Binding memory of liquid molecules

TL;DR

This paper reveals a universal memory effect in the binding dynamics of liquid molecules, combining simulations, theory, and microscopy to understand how environmental factors influence molecular interactions.

Contribution

It introduces a new understanding of binding memory in liquids, integrating multiple methods to quantify and analyze this phenomenon.

Findings

Binding memory exhibits a power-law decay in autocorrelation functions.

Binding memory depends on affinity, topology, and material properties.

Biological systems may exploit this memory to regulate reactions.

Abstract

Understanding the binding dynamics of liquid molecules is of fundamental importance in physical and life sciences. However, nanoscale fast dynamics pose great challenges for experimental characterization.
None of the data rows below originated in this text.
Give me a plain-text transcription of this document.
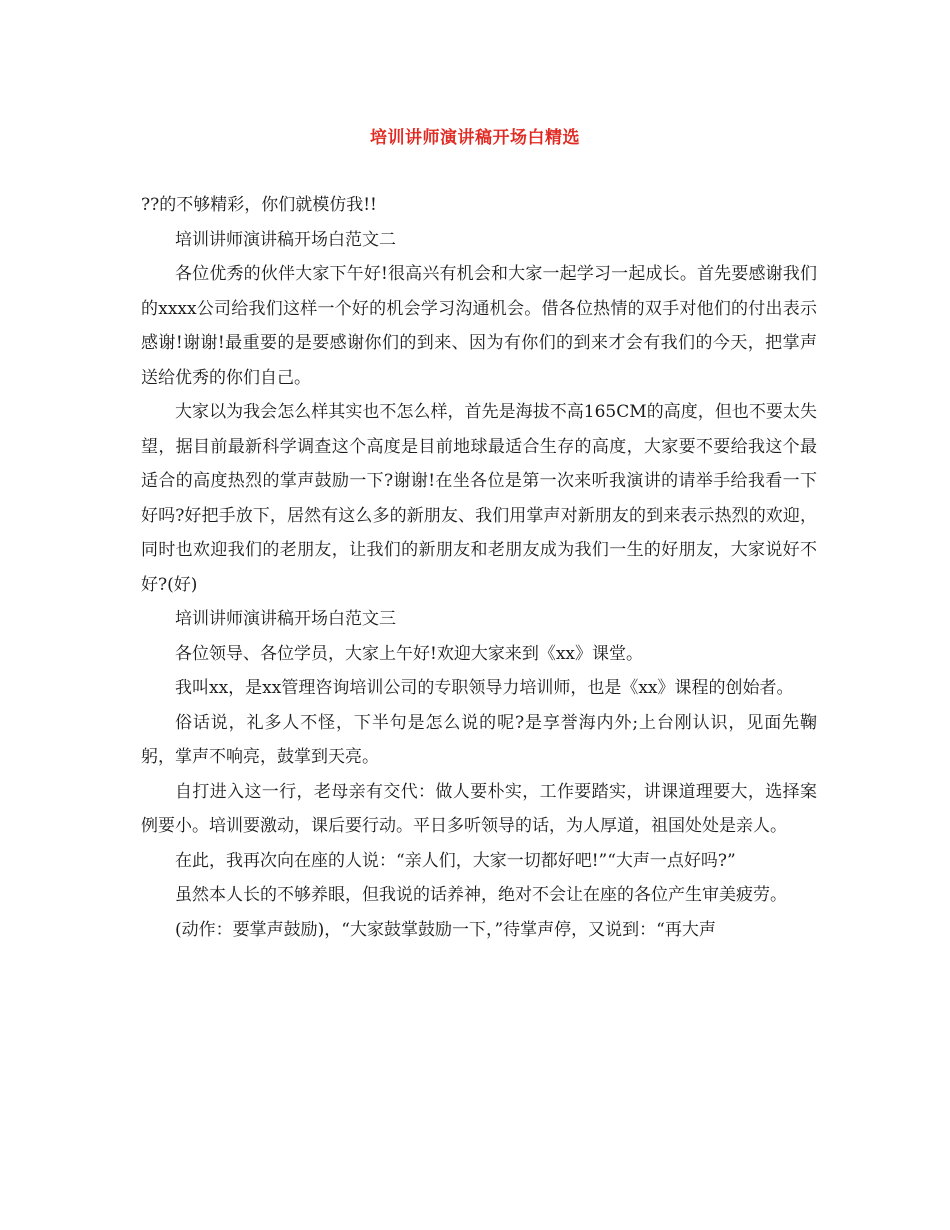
培训讲师演讲稿开场白精选

??的不够精彩，你们就模仿我!!

培训讲师演讲稿开场白范文二

各位优秀的伙伴大家下午好!很高兴有机会和大家一起学习一起成长。首先要感谢我们的xxxx公司给我们这样一个好的机会学习沟通机会。借各位热情的双手对他们的付出表示感谢!谢谢!最重要的是要感谢你们的到来、因为有你们的到来才会有我们的今天，把掌声送给优秀的你们自己。

大家以为我会怎么样其实也不怎么样，首先是海拔不高165CM的高度，但也不要太失望，据目前最新科学调查这个高度是目前地球最适合生存的高度，大家要不要给我这个最适合的高度热烈的掌声鼓励一下?谢谢!在坐各位是第一次来听我演讲的请举手给我看一下好吗?好把手放下，居然有这么多的新朋友、我们用掌声对新朋友的到来表示热烈的欢迎，同时也欢迎我们的老朋友，让我们的新朋友和老朋友成为我们一生的好朋友，大家说好不好?(好)

培训讲师演讲稿开场白范文三

各位领导、各位学员，大家上午好!欢迎大家来到《xx》课堂。

我叫xx，是xx管理咨询培训公司的专职领导力培训师，也是《xx》课程的创始者。

俗话说，礼多人不怪，下半句是怎么说的呢?是享誉海内外;上台刚认识，见面先鞠躬，掌声不响亮，鼓掌到天亮。

自打进入这一行，老母亲有交代：做人要朴实，工作要踏实，讲课道理要大，选择案例要小。培训要激动，课后要行动。平日多听领导的话，为人厚道，祖国处处是亲人。

在此，我再次向在座的人说：“亲人们，大家一切都好吧!”“大声一点好吗?”

虽然本人长的不够养眼，但我说的话养神，绝对不会让在座的各位产生审美疲劳。

(动作：要掌声鼓励)，“大家鼓掌鼓励一下，”待掌声停，又说到：“再大声
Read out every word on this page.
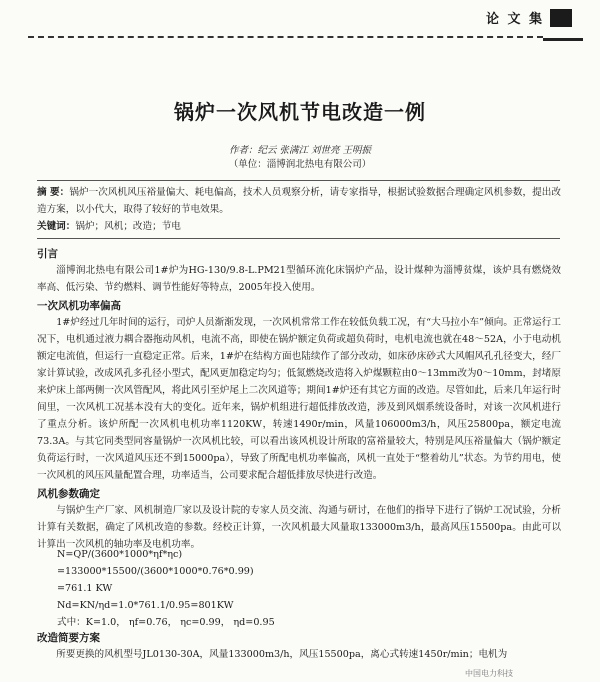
论 文 集
锅炉一次风机节电改造一例
作者：纪云 张满江 刘世亮 王明振
（单位：淄博润北热电有限公司）
摘 要：锅炉一次风机风压裕量偏大、耗电偏高，技术人员观察分析，请专家指导，根据试验数据合理确定风机参数，提出改造方案，以小代大，取得了较好的节电效果。
关键词：锅炉；风机；改造；节电
引言
淄博润北热电有限公司1#炉为HG-130/9.8-L.PM21型循环流化床锅炉产品，设计煤种为淄博贫煤，该炉具有燃烧效率高、低污染、节约燃料、调节性能好等特点，2005年投入使用。
一次风机功率偏高
1#炉经过几年时间的运行，司炉人员渐渐发现，一次风机常常工作在较低负载工况，有“大马拉小车”倾向。正常运行工况下，电机通过液力耦合器拖动风机，电流不高，即使在锅炉额定负荷或超负荷时，电机电流也就在48～52A，小于电动机额定电流值，但运行一直稳定正常。后来，1#炉在结构方面也陆续作了部分改动，如床砂床砂式大风帽风孔孔径变大，经厂家计算试验，改成风孔多孔径小型式，配风更加稳定均匀；低氮燃烧改造将入炉煤颗粒由0～13mm改为0～10mm，封堵原来炉床上部两侧一次风管配风，将此风引至炉尾上二次风道等；期间1#炉还有其它方面的改造。尽管如此，后来几年运行时间里，一次风机工况基本没有大的变化。近年来，锅炉机组进行超低排放改造，涉及到风烟系统设备时，对该一次风机进行了重点分析。该炉所配一次风机电机功率1120KW，转速1490r/min，风量106000m3/h，风压25800pa，额定电流73.3A。与其它同类型同容量锅炉一次风机比较，可以看出该风机设计所取的富裕量较大，特别是风压裕量偏大（锅炉额定负荷运行时，一次风道风压还不到15000pa），导致了所配电机功率偏高，风机一直处于“整着幼儿”状态。为节约用电，使一次风机的风压风量配置合理，功率适当，公司要求配合超低排放尽快进行改造。
风机参数确定
与锅炉生产厂家、风机制造厂家以及设计院的专家人员交流、沟通与研讨，在他们的指导下进行了锅炉工况试验，分析计算有关数据，确定了风机改造的参数。经校正计算，一次风机最大风量取133000m3/h，最高风压15500pa。由此可以计算出一次风机的轴功率及电机功率。
N=QP/(3600*1000*ηf*ηc)
=133000*15500/(3600*1000*0.76*0.99)
=761.1 KW
Nd=KN/ηd=1.0*761.1/0.95=801KW
式中：K=1.0， ηf=0.76， ηc=0.99， ηd=0.95
改造简要方案
所要更换的风机型号JL0130-30A，风量133000m3/h，风压15500pa，离心式转速1450r/min；电机为
中国电力科技
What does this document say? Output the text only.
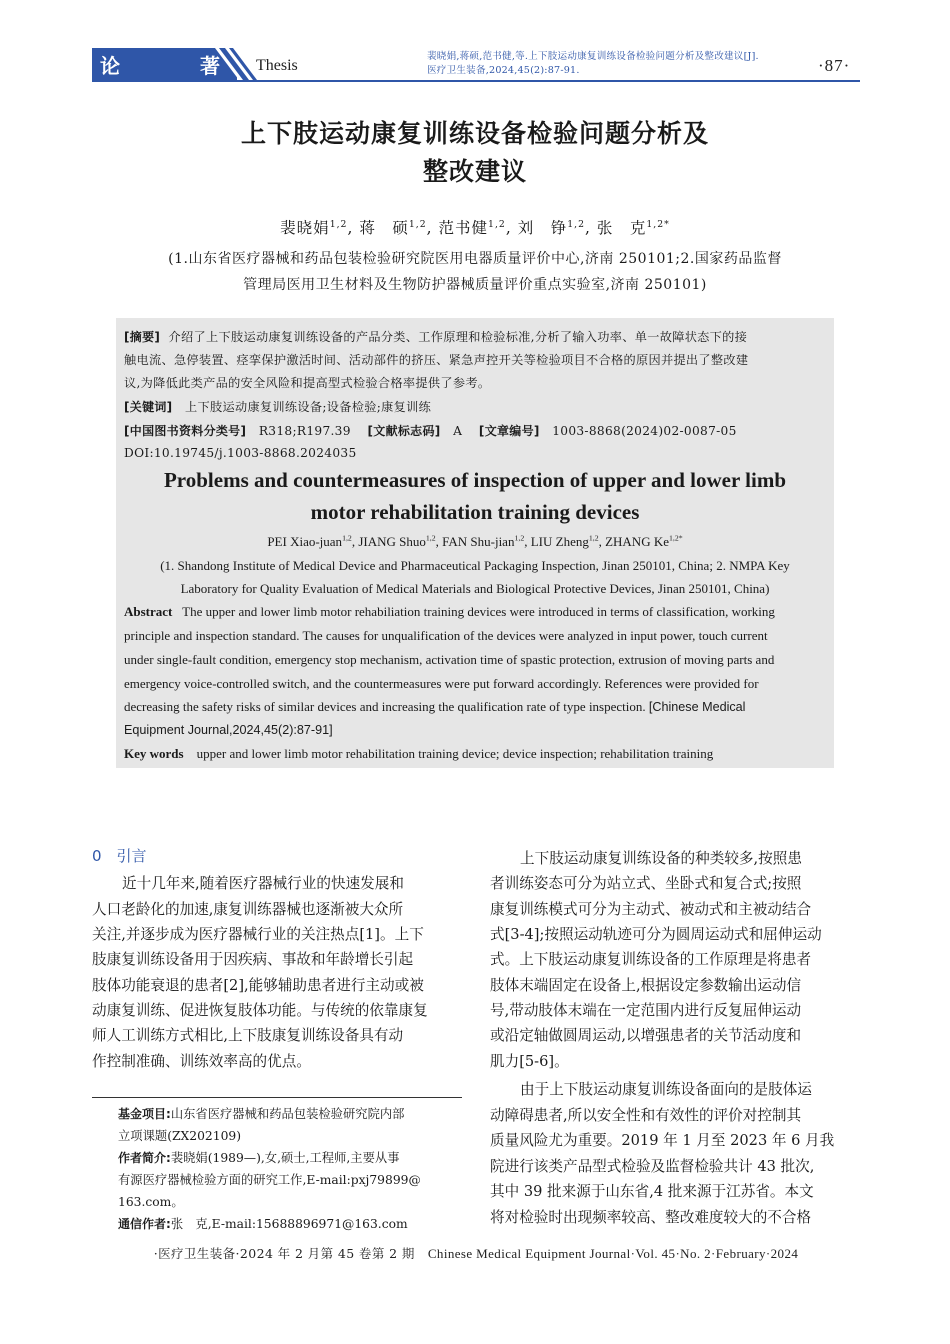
论	著 Thesis
裴晓娟,蒋硕,范书健,等.上下肢运动康复训练设备检验问题分析及整改建议[J].
医疗卫生装备,2024,45(2):87-91.	·87·
上下肢运动康复训练设备检验问题分析及
整改建议
裴晓娟$^{1,2}$, 蒋　硕$^{1,2}$, 范书健$^{1,2}$, 刘　铮$^{1,2}$, 张　克$^{1,2*}$
(1.山东省医疗器械和药品包装检验研究院医用电器质量评价中心,济南 250101;2.国家药品监督
管理局医用卫生材料及生物防护器械质量评价重点实验室,济南 250101)
[摘要] 介绍了上下肢运动康复训练设备的产品分类、工作原理和检验标准,分析了输入功率、单一故障状态下的接
触电流、急停装置、痉挛保护激活时间、活动部件的挤压、紧急声控开关等检验项目不合格的原因并提出了整改建
议,为降低此类产品的安全风险和提高型式检验合格率提供了参考。
[关键词] 上下肢运动康复训练设备;设备检验;康复训练
[中国图书资料分类号] R318;R197.39 [文献标志码] A [文章编号] 1003-8868(2024)02-0087-05
DOI:10.19745/j.1003-8868.2024035
Problems and countermeasures of inspection of upper and lower limb
motor rehabilitation training devices
PEI Xiao-juan$^{1,2}$, JIANG Shuo$^{1,2}$, FAN Shu-jian$^{1,2}$, LIU Zheng$^{1,2}$, ZHANG $Ke^{1,2*}$
(1. Shandong Institute of Medical Device and Pharmaceutical Packaging Inspection, Jinan 250101, China; 2. NMPA Key
Laboratory for Quality Evaluation of Medical Materials and Biological Protective Devices, Jinan 250101, China)
Abstract The upper and lower limb motor rehabiliation training devices were introduced in terms of classification, working
principle and inspection standard. The causes for unqualification of the devices were analyzed in input power, touch current
under single-fault condition, emergency stop mechanism, activation time of spastic protection, extrusion of moving parts and
emergency voice-controlled switch, and the countermeasures were put forward accordingly. References were provided for
decreasing the safety risks of similar devices and increasing the qualification rate of type inspection. [Chinese Medical
Equipment Journal,2024,45(2):87-91]
Key words upper and lower limb motor rehabilitation training device; device inspection; rehabilitation training
0　引言
近十几年来,随着医疗器械行业的快速发展和
人口老龄化的加速,康复训练器械也逐渐被大众所
关注,并逐步成为医疗器械行业的关注热点[1]。上下
肢康复训练设备用于因疾病、事故和年龄增长引起
肢体功能衰退的患者[2],能够辅助患者进行主动或被
动康复训练、促进恢复肢体功能。与传统的依靠康复
师人工训练方式相比,上下肢康复训练设备具有动
作控制准确、训练效率高的优点。
基金项目:山东省医疗器械和药品包装检验研究院内部
立项课题(ZX202109)
作者简介:裴晓娟(1989—),女,硕士,工程师,主要从事
有源医疗器械检验方面的研究工作,E-mail:pxj79899@
163.com。
通信作者:张　克,E-mail:15688896971@163.com
上下肢运动康复训练设备的种类较多,按照患
者训练姿态可分为站立式、坐卧式和复合式;按照
康复训练模式可分为主动式、被动式和主被动结合
式[3-4];按照运动轨迹可分为圆周运动式和屈伸运动
式。上下肢运动康复训练设备的工作原理是将患者
肢体末端固定在设备上,根据设定参数输出运动信
号,带动肢体末端在一定范围内进行反复屈伸运动
或沿定轴做圆周运动,以增强患者的关节活动度和
肌力[5-6]。
由于上下肢运动康复训练设备面向的是肢体运
动障碍患者,所以安全性和有效性的评价对控制其
质量风险尤为重要。2019 年 1 月至 2023 年 6 月我
院进行该类产品型式检验及监督检验共计 43 批次,
其中 39 批来源于山东省,4 批来源于江苏省。本文
将对检验时出现频率较高、整改难度较大的不合格
·医疗卫生装备·2024 年 2 月第 45 卷第 2 期 Chinese Medical Equipment Journal·Vol. 45·No. 2·February·2024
Conventionally, the binding dynamics have been assumed to be memoryless. Here, we integrate large scale computer simulation, scaling theory, and real-time single particle tracking microscopy with high spatiotemporal precision to unveil a universal memory effect in the binding dynamics of liquid molecules. This binding memory can be quantified by a binding time autocorrelation function, whose power-law decay depends not only on the binding affinity, but also on the topological and materials properties of the surrounding environment. Context-dependent biomolecular binding memory is likely exploited by biological systems to regulate biochemical reactions and biophysical processes. Deciphering this binding memory offers a novel strategy to probe complex biological systems and advanced soft materials.